“Zurdo, fascista o progre” son algunas de las muletillas favoritas de la jauría virtual. Lo curioso es que en Paraguay no hay un debate ideológico.
No hay una visión de derecha enfrentada con una mirada desde la izquierda. La discusión es más básica. Se da entre los beneficiarios de un modelo prebendario y corrupto, aquellos que los critican solo porque están fuera del reparto y quienes aspiran realmente a tener alguna vez un Estado de derecho.
Si hay una palabra que englobe el espíritu (cuanto menos teórico) de la derecha política es “competencia”. Los precios, los cargos, el éxito o el fracaso, la riqueza o la pobreza se deben definir en una competencia libre entre los individuos y con la menor participación posible del Estado. Pero incluso en ese estado minúsculo, la integración de sus miembros se debe dar por mérito. La meritocracia es la regla básica (siempre en teoría) para ocupar cargos en el Estado.

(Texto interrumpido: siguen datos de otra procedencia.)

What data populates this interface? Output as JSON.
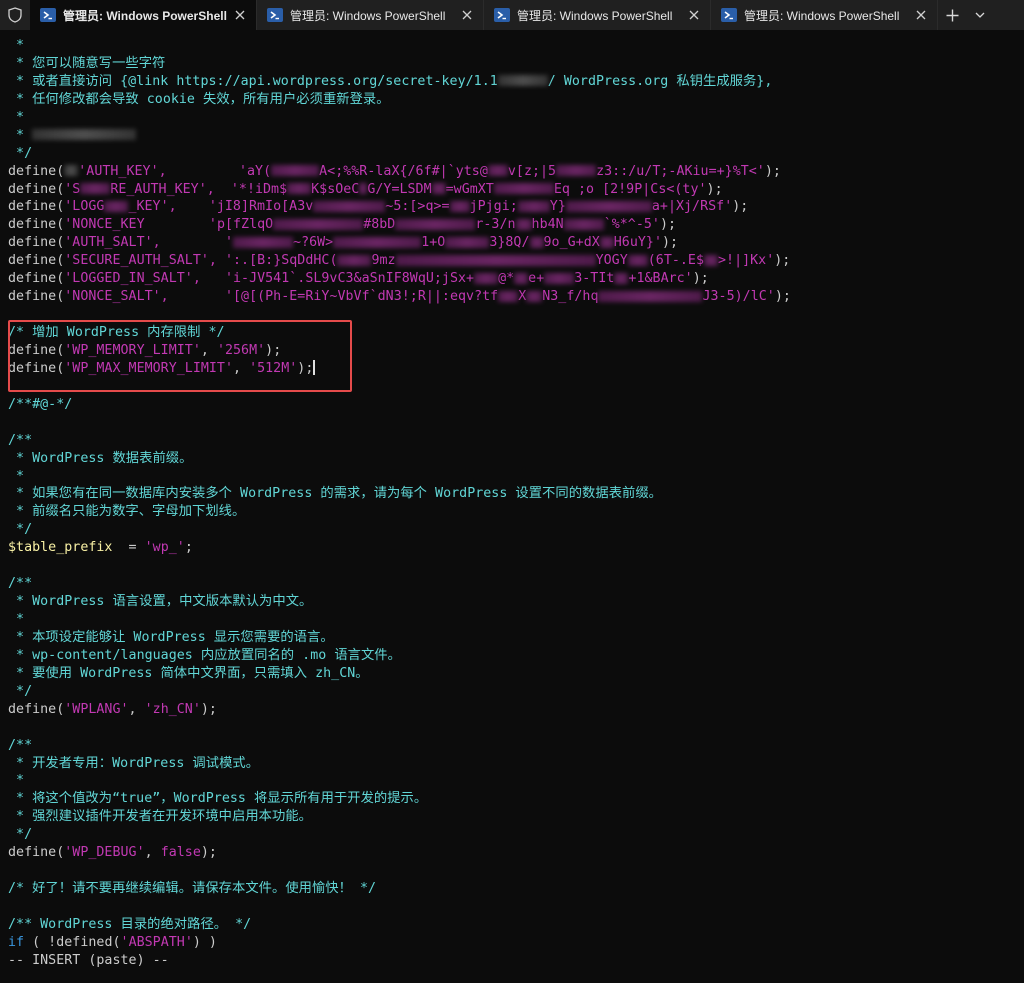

Luego, si un partido político declara públicamente que los méritos no son requisitos o no son suficientes y que lo que realmente importa es la filiación y la conscripción partidaria; si el líder de ese partido reivindica el tráfico de influencia que perpetran sus caudillos desde cargos públicos, y si en la práctica los sucesivos gobiernos de ese partido engrosan las nóminas del Estado con familiares, amigos, amantes y correligionarios, sin concurso alguno ni el menor asomo del mérito, estamos claramente ante una organización que no puede considerarse libertaria ni de derecha. Tampoco es de izquierda. Es básicamente un rejuntado populista con fines de lucro.
Si miembros de la oposición a ese partido solo esperan ocupar el poder para realizar las mismas prácticas, pero en beneficio de sus propios amigos, parientes y correligionarios, tampoco estamos ante una organización de izquierda o de derecha. En realidad, en casos así, poco y nada importa el cariz ideológico de su relato, son sus acciones las que los definen. Y si esas acciones terminan siendo una réplica del partido en el gobierno se convierten apenas en una promesa de más de lo mismo.
En Paraguay, la polémica se desata con acciones que nada tienen que ver con la ideología política: la supuesta filtración de un informe oficial sobre una gigantesca red de tráfico de cigarrillos y lavado de dinero que salpica al ex presidente y actual propietario del partido de gobierno, el tabacalero Horacio Cartes; la supuesta connivencia del abogado de Cartes con los fiscales que tomaron el caso para imputar al ex presidente y enemigo jurado del tabacalero, Mario Abdo, y a varios de sus colaboradores por la filtración; el hecho escandaloso de que nadie esté investigando en el Ministerio Público la veracidad de ese informe; la decisión inédita de los senadores cartistas de restituir fueros a legisladores procesados judicialmente por casos de corrupción como mecanismo de extorsión para que también se le suspendan los fueros a Abdo.
El debate paraguayo tiene que ver con el copamiento del oficialismo colorado de los organismos que nombran y destituyen jueces y fiscales, y el temor de que conviertan al Poder Judicial en un garrote para acallar las voces disidentes. El debate gira en torno al uso arbitrario de las mayorías coyunturales obtenidas por ese oficialismo en ambas Cámaras del Congreso para barbaridades como la expulsión de la senadora Kattya González.
El debate gira en torno a cuestiones mucho más básicas, como el riesgo de caer en una dictadura de facto, con instituciones de fachada que respondan solamente a una organización política sometida a un grupo que actúe casi exclusivamente por instrucción de una persona, una sola voz atormentada por sanciones internacionales y vicios privados.
Definitivamente, no es un debate ideológico.